In 2011, the Government of India defined a Public Private Partnership or PPP or 3P as an arrangement between a Government entity and a private sector entity for the provision of public services or assets. In this article, we will talk about the Public Private Partnership model in India.
The Government also added that, in the arrangement between the two entities, the private sector entity makes investments or undertakes the management for a specified period of time.
Further, the risk allocation between the two entities is well-defined and the private sector entity receives performance-linked payments.
Additionally, these payments are benchmarked to specified and pre-determined performance standards which the public entity or its representative can measure.
Over the years, the state of infrastructure in India has evoked the interest of many domestic and international investors for the potential it offers.
If India plans to build a world-class infrastructure, then it would need large investments to make up for the deficit in both quantity and quality.
Therefore, the Government has explored the Public Private Partnership model in all areas of infrastructure like roads, energy, ports, etc.

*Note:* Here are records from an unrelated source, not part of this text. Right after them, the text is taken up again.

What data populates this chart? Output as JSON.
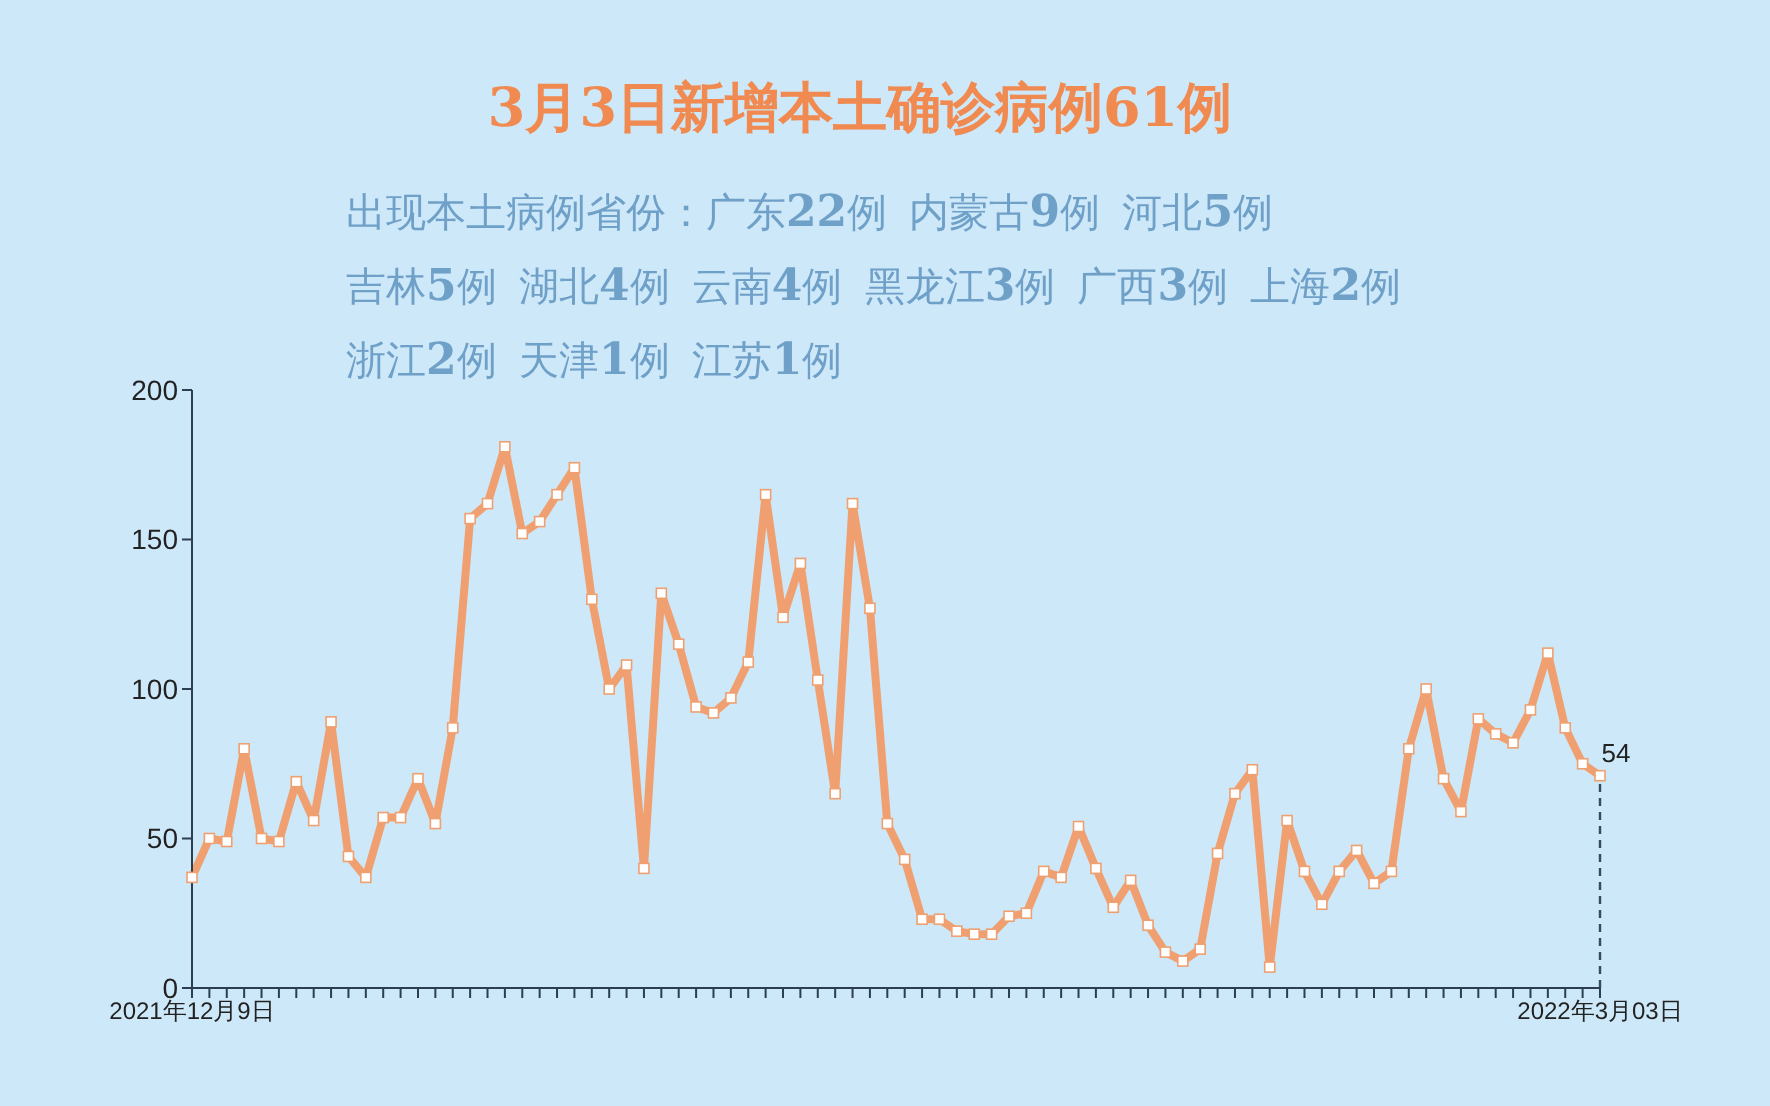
{
  "chart_data": {
    "type": "line",
    "title": "3月3日新增本土确诊病例61例",
    "subtitle": "出现本土病例省份：广东22例  内蒙古9例  河北5例",
    "categories": [
      "2021年12月9日",
      null,
      null,
      null,
      null,
      null,
      null,
      null,
      null,
      null,
      null,
      null,
      null,
      null,
      null,
      null,
      null,
      null,
      null,
      null,
      null,
      null,
      null,
      null,
      null,
      null,
      null,
      null,
      null,
      null,
      null,
      null,
      null,
      null,
      null,
      null,
      null,
      null,
      null,
      null,
      null,
      null,
      null,
      null,
      null,
      null,
      null,
      null,
      null,
      null,
      null,
      null,
      null,
      null,
      null,
      null,
      null,
      null,
      null,
      null,
      null,
      null,
      null,
      null,
      null,
      null,
      null,
      null,
      null,
      null,
      null,
      null,
      null,
      null,
      null,
      null,
      null,
      null,
      null,
      null,
      null,
      "2022年3月03日"
    ],
    "series": [
      {
        "color": "#f0a070",
        "values": [
          37,
          50,
          49,
          80,
          50,
          49,
          69,
          56,
          89,
          44,
          37,
          57,
          57,
          70,
          55,
          87,
          157,
          162,
          181,
          152,
          156,
          165,
          174,
          130,
          100,
          108,
          40,
          132,
          115,
          94,
          92,
          97,
          109,
          165,
          124,
          142,
          103,
          65,
          162,
          127,
          55,
          43,
          23,
          23,
          19,
          18,
          18,
          24,
          25,
          39,
          37,
          54,
          40,
          27,
          36,
          21,
          12,
          9,
          13,
          45,
          65,
          73,
          7,
          56,
          39,
          28,
          39,
          46,
          35,
          39,
          80,
          100,
          70,
          59,
          90,
          85,
          82,
          93,
          112,
          87,
          75,
          71
        ]
      }
    ],
    "ylim": [
      0,
      200
    ],
    "yticks": [
      0,
      50,
      100,
      150,
      200
    ],
    "grid": false,
    "legend": false,
    "marker": "square",
    "line_style": "solid",
    "annotations": [
      "吉林5例  湖北4例  云南4例  黑龙江3例  广西3例  上海2例",
      "浙江2例  天津1例  江苏1例",
      {
        "text": "54",
        "x": "2022年3月03日",
        "y": 71
      }
    ],
    "ref_lines": [
      {
        "axis": "x",
        "value": "2022年3月03日",
        "color": "#3a4a5a",
        "line_style": "dashed"
      }
    ]
  }
}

The Government has also made some regulatory changes to include PPPs in the infrastructure sector.
Browse more Topics under Indian Economy
A Public-Private Partnership is a collaborated effort between the private and public sectors to meet the paucity of capital investment for the development of infrastructure.
Around the world, the private sector finds it difficult to meet the financial requirements of infrastructure in isolation while tackling the risks which are inherent to building infrastructure.

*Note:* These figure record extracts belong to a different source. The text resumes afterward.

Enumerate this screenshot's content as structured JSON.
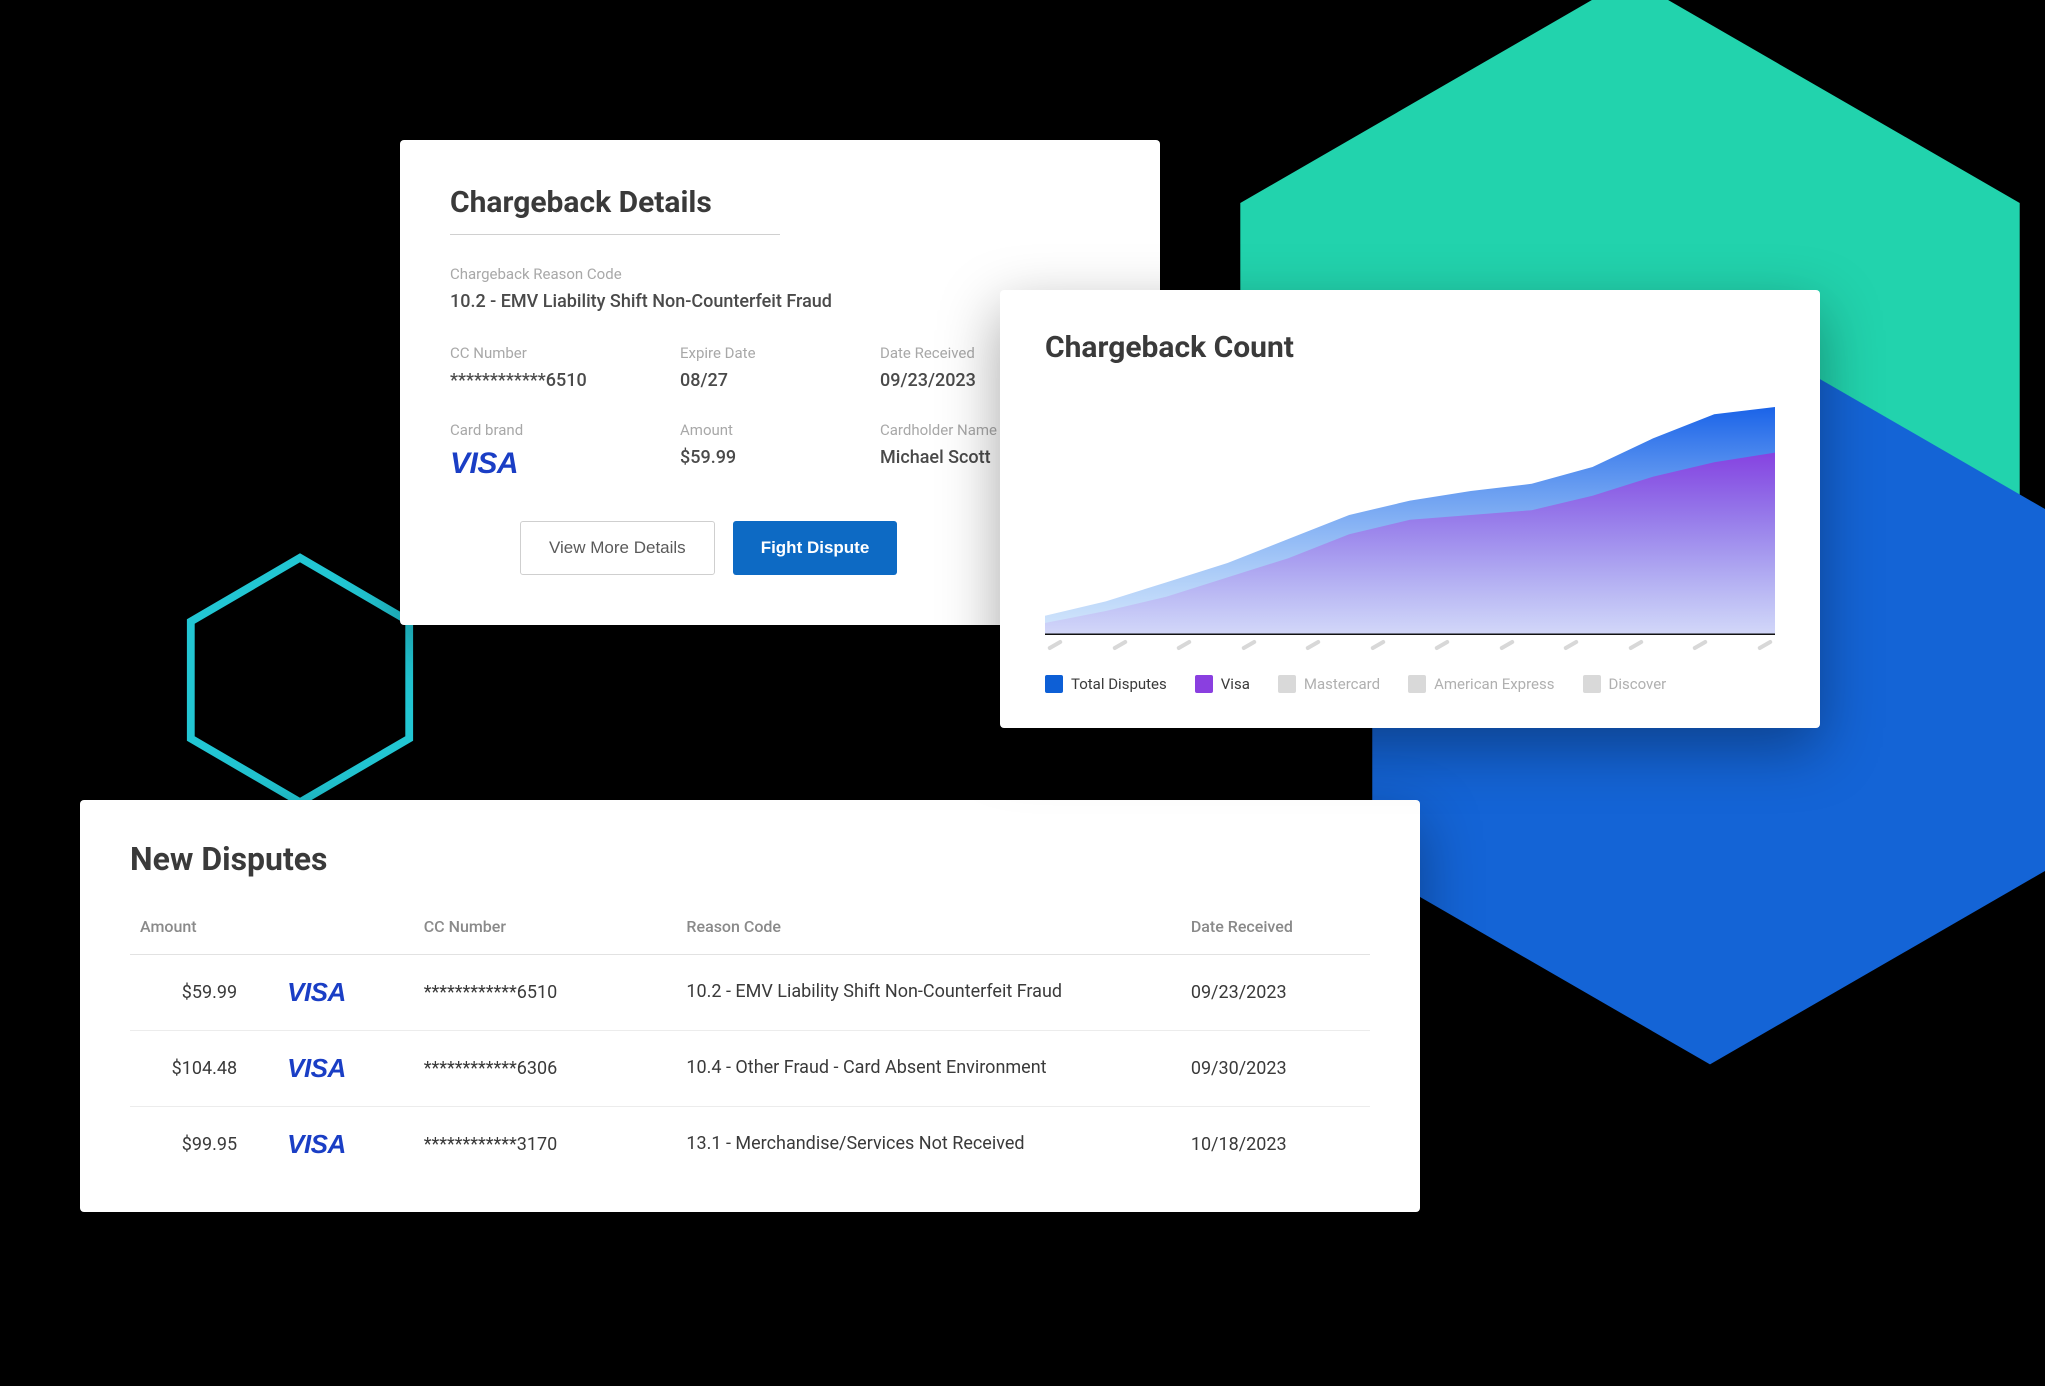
{
  "details_card": {
    "title": "Chargeback Details",
    "reason_label": "Chargeback Reason Code",
    "reason_value": "10.2 - EMV Liability Shift Non-Counterfeit Fraud",
    "cc_label": "CC Number",
    "cc_value": "************6510",
    "expire_label": "Expire Date",
    "expire_value": "08/27",
    "date_label": "Date Received",
    "date_value": "09/23/2023",
    "brand_label": "Card brand",
    "brand_value": "VISA",
    "amount_label": "Amount",
    "amount_value": "$59.99",
    "holder_label": "Cardholder Name",
    "holder_value": "Michael Scott",
    "btn_more": "View More Details",
    "btn_fight": "Fight Dispute"
  },
  "chart_card": {
    "title": "Chargeback Count",
    "type": "area",
    "xlim": [
      0,
      12
    ],
    "ylim": [
      0,
      100
    ],
    "background_color": "#ffffff",
    "axis_color": "#111111",
    "tick_color": "#d8d8d8",
    "tick_count": 12,
    "series": [
      {
        "name": "Total Disputes",
        "color_top": "#1a63e8",
        "color_bottom": "#5aa0f2",
        "opacity": 1.0,
        "values": [
          8,
          14,
          22,
          30,
          40,
          50,
          56,
          60,
          63,
          70,
          82,
          92,
          95
        ]
      },
      {
        "name": "Visa",
        "color_top": "#8a3fe0",
        "color_bottom": "#c9a8f0",
        "opacity": 0.95,
        "values": [
          5,
          10,
          16,
          24,
          32,
          42,
          48,
          50,
          52,
          58,
          66,
          72,
          76
        ]
      }
    ],
    "legend": [
      {
        "label": "Total Disputes",
        "color": "#0d5fd6",
        "text_color": "#3a3a3a",
        "active": true
      },
      {
        "label": "Visa",
        "color": "#8a3fe0",
        "text_color": "#3a3a3a",
        "active": true
      },
      {
        "label": "Mastercard",
        "color": "#d9d9d9",
        "text_color": "#b0b0b0",
        "active": false
      },
      {
        "label": "American Express",
        "color": "#d9d9d9",
        "text_color": "#b0b0b0",
        "active": false
      },
      {
        "label": "Discover",
        "color": "#d9d9d9",
        "text_color": "#b0b0b0",
        "active": false
      }
    ]
  },
  "table_card": {
    "title": "New Disputes",
    "columns": {
      "amount": "Amount",
      "cc": "CC Number",
      "reason": "Reason Code",
      "date": "Date Received"
    },
    "rows": [
      {
        "amount": "$59.99",
        "brand": "VISA",
        "cc": "************6510",
        "reason": "10.2 - EMV Liability Shift Non-Counterfeit Fraud",
        "date": "09/23/2023"
      },
      {
        "amount": "$104.48",
        "brand": "VISA",
        "cc": "************6306",
        "reason": "10.4 - Other Fraud - Card Absent Environment",
        "date": "09/30/2023"
      },
      {
        "amount": "$99.95",
        "brand": "VISA",
        "cc": "************3170",
        "reason": "13.1 - Merchandise/Services Not Received",
        "date": "10/18/2023"
      }
    ]
  },
  "hexagons": {
    "teal": {
      "fill": "#22d3ad",
      "size": 900
    },
    "blue": {
      "fill": "#1464d6",
      "size": 780
    },
    "cyan_outline": {
      "stroke": "#22c6d3",
      "stroke_width": 8,
      "size": 260
    }
  }
}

Therefore, the PPP model becomes a viable, logical, and necessary option if the Government and the private sector have to work together.
According to the Government of India, a PPP project is a project based on a long-term contract or a concession agreement.

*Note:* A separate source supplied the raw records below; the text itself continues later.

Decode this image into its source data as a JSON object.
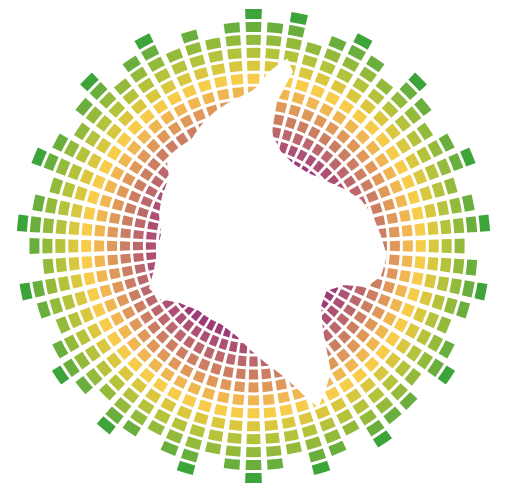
{
  "chart_data": {
    "type": "radial_bar",
    "levels": [
      14,
      13,
      14,
      12,
      13,
      14,
      13,
      12,
      14,
      13,
      12,
      13,
      14,
      12,
      13,
      14,
      12,
      13,
      14,
      13,
      12,
      13,
      14,
      12,
      13,
      13,
      14,
      12,
      13,
      14,
      12,
      13,
      14,
      13,
      12,
      14,
      13,
      12,
      13,
      14,
      12,
      13,
      14,
      13,
      12,
      13,
      14,
      12,
      13,
      14,
      13,
      12,
      14,
      13,
      12,
      13,
      14,
      12,
      13,
      14,
      12,
      13,
      12,
      13
    ],
    "colors": [
      "#8a1f79",
      "#93287a",
      "#9f3a78",
      "#ad5073",
      "#bc676c",
      "#cc7e63",
      "#e0985a",
      "#f0b652",
      "#f6cc4a",
      "#d9c740",
      "#b5c23b",
      "#93ba3b",
      "#6aae3d",
      "#3da43a"
    ],
    "tick_labels": false
  }
}
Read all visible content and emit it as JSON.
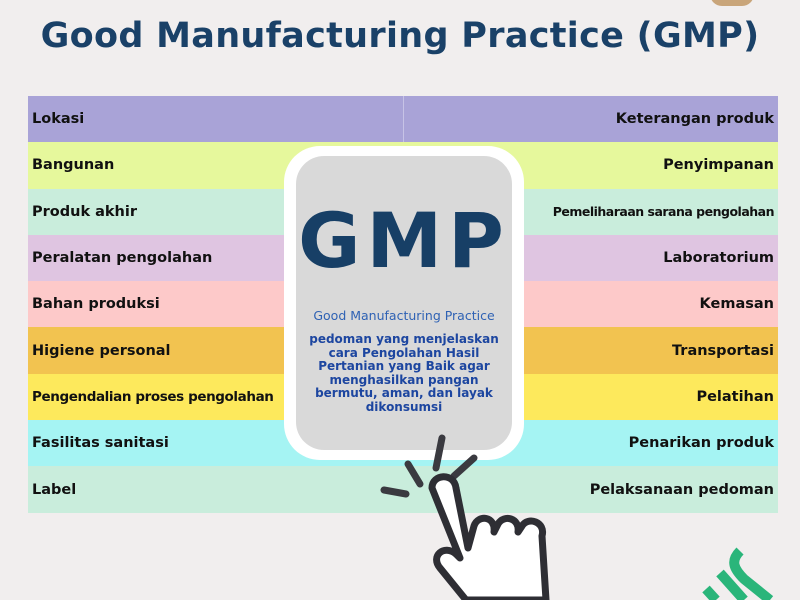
{
  "title": "Good Manufacturing Practice (GMP)",
  "rows": [
    {
      "left": "Lokasi",
      "right": "Keterangan produk",
      "color": "#a9a3d7"
    },
    {
      "left": "Bangunan",
      "right": "Penyimpanan",
      "color": "#e6f89c"
    },
    {
      "left": "Produk akhir",
      "right": "Pemeliharaan sarana pengolahan",
      "color": "#c9eddc"
    },
    {
      "left": "Peralatan pengolahan",
      "right": "Laboratorium",
      "color": "#dfc5e1"
    },
    {
      "left": "Bahan produksi",
      "right": "Kemasan",
      "color": "#fdc9c9"
    },
    {
      "left": "Higiene personal",
      "right": "Transportasi",
      "color": "#f2c350"
    },
    {
      "left": "Pengendalian proses pengolahan",
      "right": "Pelatihan",
      "color": "#fde95c"
    },
    {
      "left": "Fasilitas sanitasi",
      "right": "Penarikan produk",
      "color": "#a5f4f3"
    },
    {
      "left": "Label",
      "right": "Pelaksanaan pedoman",
      "color": "#c9eddc"
    }
  ],
  "card": {
    "acronym": "GMP",
    "subtitle": "Good Manufacturing Practice",
    "description": "pedoman yang menjelaskan cara Pengolahan Hasil Pertanian yang Baik agar menghasilkan pangan bermutu, aman, dan layak dikonsumsi"
  },
  "icons": [
    "pointing-hand-cursor-icon",
    "green-logo-icon"
  ]
}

Further, this agreement is between the Government or a Statutory entity on one side and a private sector company on the other. The purpose of the agreement is the delivery of an infrastructure service on the payment of the charges.
In India, the Ministry of Finance centralizes the coordination of PPPs through its Department of Economic Affairs’ (DEA’s) PPP Cell.
This cell streamlines the PPP procedures and strengthens the regulatory framework to expedite the approval of PPP projects.
Further, the Government helps in the promotion of sustainability of the infrastructure projects through the Viability Gap Funding Scheme.
In 2006, the Government has also set up the India Infrastructure Finance Company Limited (IIFCL). This company provides long-term debt for financing infrastructure projects.
Further, in 2007, the Government of India launched the India Infrastructure Project Development Fund (IIPDF). This fund supports up to 75% of the project development expenses.
The Indian infrastructure is growing at an exponential speed. As of now, most PPPs are restricted to road development. The sector still has a lot of scopes and the PPPs are taking measures to achieve them.
Q1. What is a Public Private Partnership?
Answer: A Public Private Partnership is an arrangement between a Government entity and a private sector entity. This arrangement is for the provision of public services or assets. Further, in this arrangement, the private sector company either makes or investment or undertakes the management for a specific time-period. Also, there is a well-defined risk allocation between both parties. The private sector company receives performance-linked payments.